Pero cambiando de aspecto, la verdad es que hay un capítulo en el libro que me ha resultado especialmente complicado, porque siempre es más fácil hablar de las cosas hermosas que de las cosas que pueden aportar dolor o que pueden suponer remover sentimientos. Se trata del capítulo titulado "Madres e hijas". Realmente, al final todas somos hijas, aunque no todas seamos madres, y al igual que muchas de ustedes, he tenido ocasión de comprobar cómo vivimos las tensiones no sólo entre las mujeres de mi familia, mi propia madre, mi abuela, mis sobrinas y demás, sino también en otros casos. He podido observar que, efectivamente, las relaciones entre madres e hijas en ocasiones son muy complicadas. ¿Por qué? Porque no queremos acabar de romper el vínculo existente entre nosotras y porque a veces nos invadimos, esto es, suplantamos los deseos de la otra. Por eso me pareció que era importante intentar hablar con una cierta claridad también de este asunto; sin ánimo de hacer pupa a nadie, eso sí, sino más bien todo lo contrario, porque pienso que comentar estas cosas es la única manera de avanzar. Además sabéis que la madre es el primer espejo en el que una mujer se mira, y lo que ocurre es que en ese espejo muchas veces se ve a una competidora, y eso hay que transmitirlo para que se sepa, al igual que debemos decirles a las hijas que han tenido más oportunidades y que deben mirar a sus madres con más generosidad y con más respeto, ya que son precisamente éstas las que les han ayudado a lograr esa igualdad de oportunidades.

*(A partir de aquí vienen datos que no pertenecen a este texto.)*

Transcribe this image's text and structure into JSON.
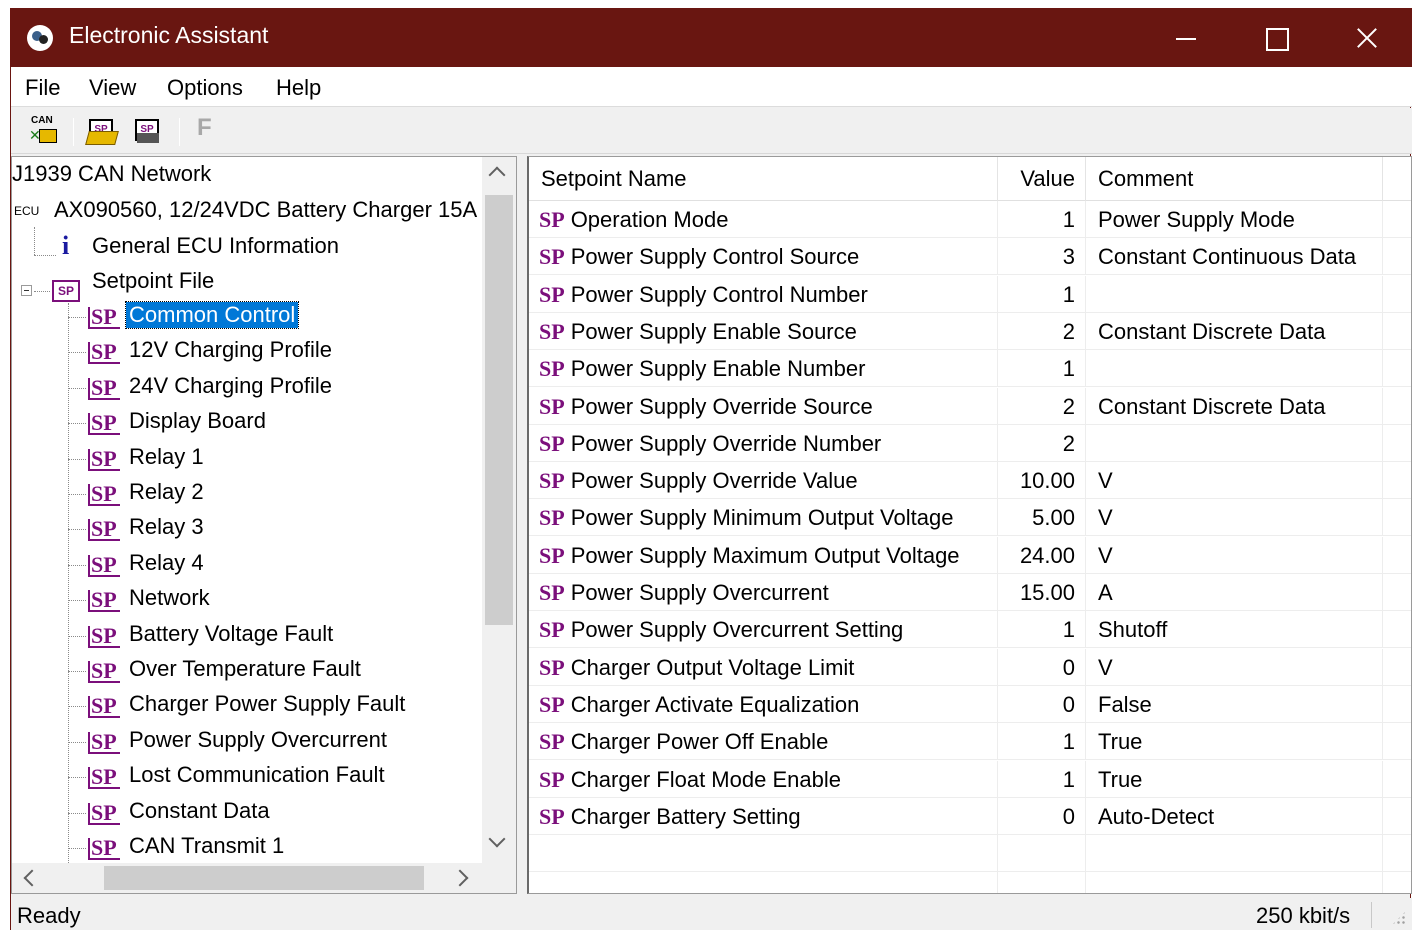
{
  "window": {
    "title": "Electronic Assistant"
  },
  "menu": [
    "File",
    "View",
    "Options",
    "Help"
  ],
  "toolbar": {
    "can_label": "CAN",
    "open_label": "SP",
    "save_label": "SP",
    "f_label": "F"
  },
  "tree": {
    "network": "J1939 CAN Network",
    "ecu_badge": "ECU",
    "ecu": "AX090560, 12/24VDC Battery Charger 15A",
    "info": "General ECU Information",
    "setpoint_file": "Setpoint File",
    "setpoint_file_badge": "SP",
    "sp_icon": "SP",
    "items": [
      "Common Control",
      "12V Charging Profile",
      "24V Charging Profile",
      "Display Board",
      "Relay 1",
      "Relay 2",
      "Relay 3",
      "Relay 4",
      "Network",
      "Battery Voltage Fault",
      "Over Temperature Fault",
      "Charger Power Supply Fault",
      "Power Supply Overcurrent",
      "Lost Communication Fault",
      "Constant Data",
      "CAN Transmit 1"
    ],
    "selected": "Common Control"
  },
  "grid": {
    "headers": {
      "name": "Setpoint Name",
      "value": "Value",
      "comment": "Comment"
    },
    "sp_mark": "SP",
    "rows": [
      {
        "name": "Operation Mode",
        "value": "1",
        "comment": "Power Supply Mode"
      },
      {
        "name": "Power Supply Control Source",
        "value": "3",
        "comment": "Constant Continuous Data"
      },
      {
        "name": "Power Supply Control Number",
        "value": "1",
        "comment": ""
      },
      {
        "name": "Power Supply Enable Source",
        "value": "2",
        "comment": "Constant Discrete Data"
      },
      {
        "name": "Power Supply Enable Number",
        "value": "1",
        "comment": ""
      },
      {
        "name": "Power Supply Override Source",
        "value": "2",
        "comment": "Constant Discrete Data"
      },
      {
        "name": "Power Supply Override Number",
        "value": "2",
        "comment": ""
      },
      {
        "name": "Power Supply Override Value",
        "value": "10.00",
        "comment": "V"
      },
      {
        "name": "Power Supply Minimum Output Voltage",
        "value": "5.00",
        "comment": "V"
      },
      {
        "name": "Power Supply Maximum Output Voltage",
        "value": "24.00",
        "comment": "V"
      },
      {
        "name": "Power Supply Overcurrent",
        "value": "15.00",
        "comment": "A"
      },
      {
        "name": "Power Supply Overcurrent Setting",
        "value": "1",
        "comment": "Shutoff"
      },
      {
        "name": "Charger Output Voltage Limit",
        "value": "0",
        "comment": "V"
      },
      {
        "name": "Charger Activate Equalization",
        "value": "0",
        "comment": "False"
      },
      {
        "name": "Charger Power Off Enable",
        "value": "1",
        "comment": "True"
      },
      {
        "name": "Charger Float Mode Enable",
        "value": "1",
        "comment": "True"
      },
      {
        "name": "Charger Battery Setting",
        "value": "0",
        "comment": "Auto-Detect"
      }
    ]
  },
  "status": {
    "text": "Ready",
    "rate": "250 kbit/s"
  },
  "colors": {
    "titlebar": "#691611",
    "selection": "#0078d7",
    "sp_icon": "#7b0f7b"
  }
}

Por ahondar en el asunto, a muchas nos ha pasado que hemos tenido nuestras idas y venidas, encuentros y desencuentros tanto con nuestras madres como con otras mujeres, y sin duda alguna, de los momentos fantásticos de reconciliación forma parte el hecho de que tu propia madre reconozca que eres un ser autónomo y tú veas en ella a una mujer, con todo lo que ello comporta. Sobre todo, esto último, porque, efectivamente, esa realidad desenmascarada fomenta una conexión importantísima entre madre e hija, relación que por cierto condiciona la convivencia entre los propios seres humanos. Y a propósito del tema, me gustaría abogar por un cambio de mirada y de perspectiva desde todos los medios posibles, ya que si bien es cierto que las madres y las hijas de hoy en día son mucho más autónomas que las de antes, también lo es que la educación no sólo la damos en la familia y en la escuela, sino que también la recibimos y la transmitimos a través de los importantísimos medios de comunicación; sobre todo, de los audiovisuales, de la televisión, en concreto. Y la verdad es que, a pesar de honrosas excepciones, lo que ésta refleja no son sino referentes sobre las mujeres no siempre muy positivos ni favorecedores; es decir, que sigue existiendo una determinada insistencia en fijar ciertas trabas y perspectivas, y por eso mismo opino que debemos tener una especial sensibilidad a la hora de tratar el asunto. Todo esto no significa que nos sobrecarguemos con una tarea más, por supuesto, que ya tenemos suficientes, sino que cambiemos realmente el chip. Para que se hagan una idea, en el Congreso de los Diputados tengo compañeros de ambos sexos que tienen una profesión con una responsabilidad determinada, pero la responsabilidad doméstica siempre se la llevan ellas. ¿Qué sucede? Que, como decía una amiga con mucho humor, las mujeres aman mucho, y los destinatarios principales de ese amor son los hombres, por lo que salen al exterior con una carga amorosa superior a la de las mujeres en su misma situación. Por tanto, en ocasiones sufrimos más malestares y tensiones que ellos.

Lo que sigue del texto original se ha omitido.